6 Things Data Virtualization Is NOT:

The description of data virtualization above is consistent with definitions by leading industry analysts. However some vendors use similar buzzwords for marketing other products to capitalize on the popularity of data virtualization. This list helps dispel confusion.

Data virtualization ...

  1. is not data visualization. It sounds similar, but visualization refers to display of data to end users graphically as charts, graphs, maps, reports, etc.  Data virtualization is middleware that provides data services to other data visualization tools and applications. While it has some data visualization for users and developers, that is not the main use.
  2. is not a replicated data store. Data virtualization does not normally persist or replicate data from source systems to itself. It only stores metadata for the virtual views and integration logic. If caching is enabled, it stores some data temporarily in a cache or in-memory database. Virtual data can be persisted if desired by simply invoking them as a source using ETL. Thus data virtualization is powerful, yet very light-weight and agile solution.
  3. is not a Logical Data Warehouse.

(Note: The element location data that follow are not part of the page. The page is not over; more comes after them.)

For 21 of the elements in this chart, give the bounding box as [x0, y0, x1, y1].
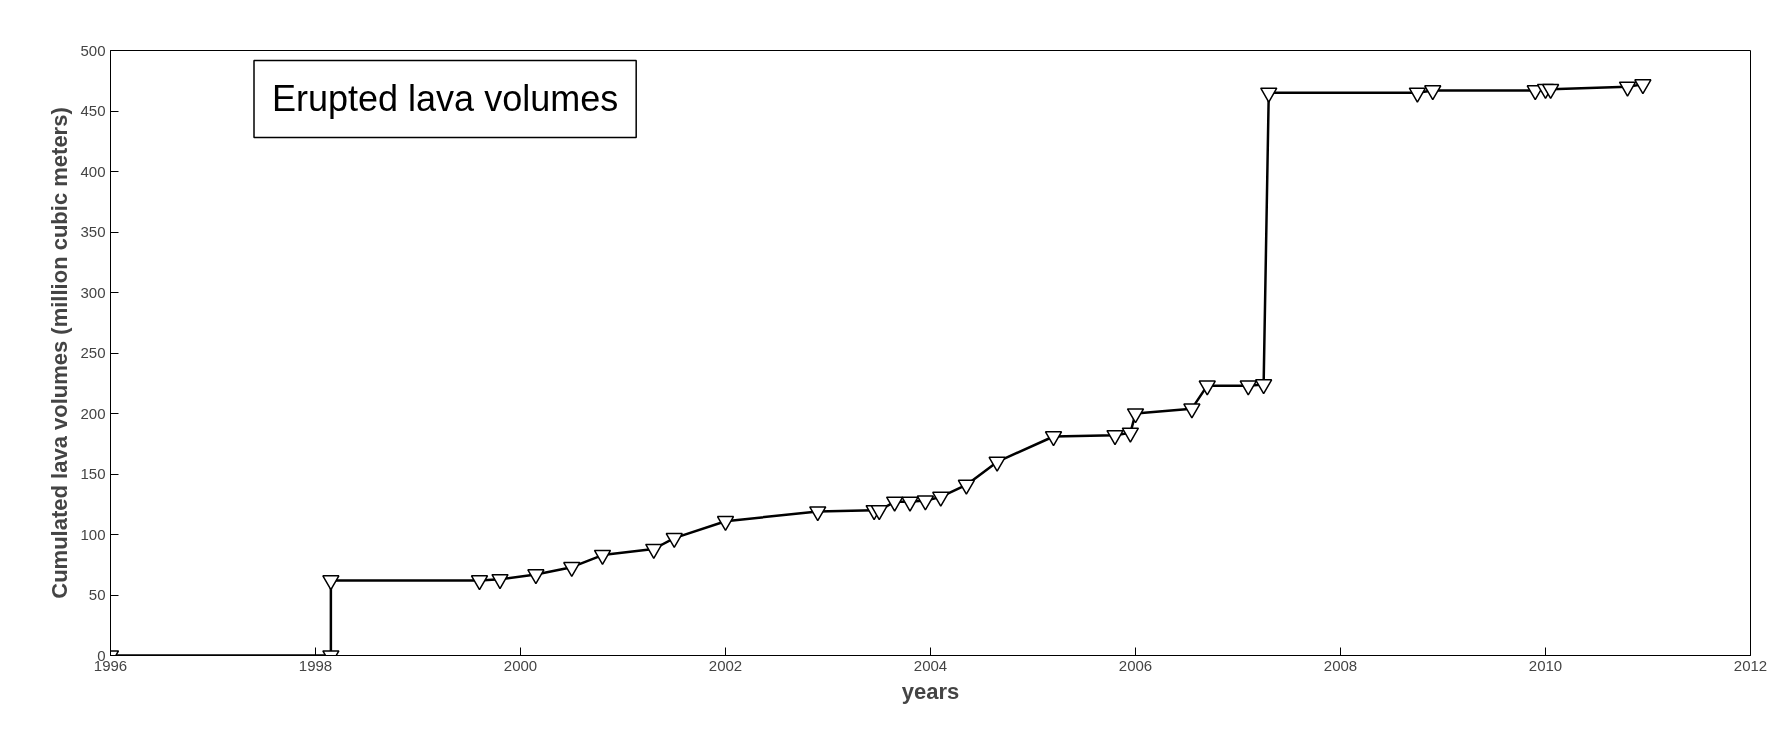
y-tick-label: 250 — [80, 344, 106, 361]
text: Erupted lava volumes — [272, 78, 619, 120]
x-tick-label: 2012 — [1733, 656, 1768, 674]
y-tick-label: 150 — [80, 465, 106, 482]
x-tick-label: 2002 — [708, 656, 743, 674]
x-tick-label: 2000 — [503, 656, 538, 674]
x-tick-label: 2010 — [1528, 656, 1563, 674]
x-tick-label: 1998 — [298, 656, 333, 674]
y-tick-label: 100 — [80, 525, 106, 543]
y-tick-label: 450 — [80, 102, 106, 119]
y-tick-label: 400 — [80, 162, 106, 180]
x-tick-label: 2006 — [1118, 656, 1153, 674]
y-tick-label: 50 — [88, 586, 106, 603]
y-axis-title: Cumulated lava volumes (million cubic meters) — [47, 107, 73, 599]
y-tick-label: 200 — [80, 404, 106, 422]
y-tick-label: 300 — [80, 283, 106, 301]
x-tick-label: 2008 — [1323, 656, 1358, 674]
x-axis-title: years — [901, 678, 960, 704]
y-tick-label: 500 — [80, 41, 106, 59]
x-tick-label: 2004 — [913, 656, 948, 674]
y-tick-label: 350 — [80, 223, 106, 240]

Logical DWH is an architectural concept and not a platform. Data Virtualization is an essential technology used in creating a logical DWH by combining multiple data sources, data warehouses and big data stores like Hadoop.
  4. is not data federation. TDWI teaches a course on data virtualization which says this: "While all data federation is data virtualization, not all data virtualization is data federation". Thus data virtualization is a superset of capabilities that includes advanced data federation.
  5. is not virtualized data storage. Some companies and products use the exact same term "data virtualization" to describe virtualized database software or storage hardware virtualization solutions. They do not provide real-time data integration and data services across disparate structured and unstructured data sources.
  6. is not virtualization. When the term "virtualization" is used alone it typically refers to hardware virtualization -- servers, storage disks, networks, etc.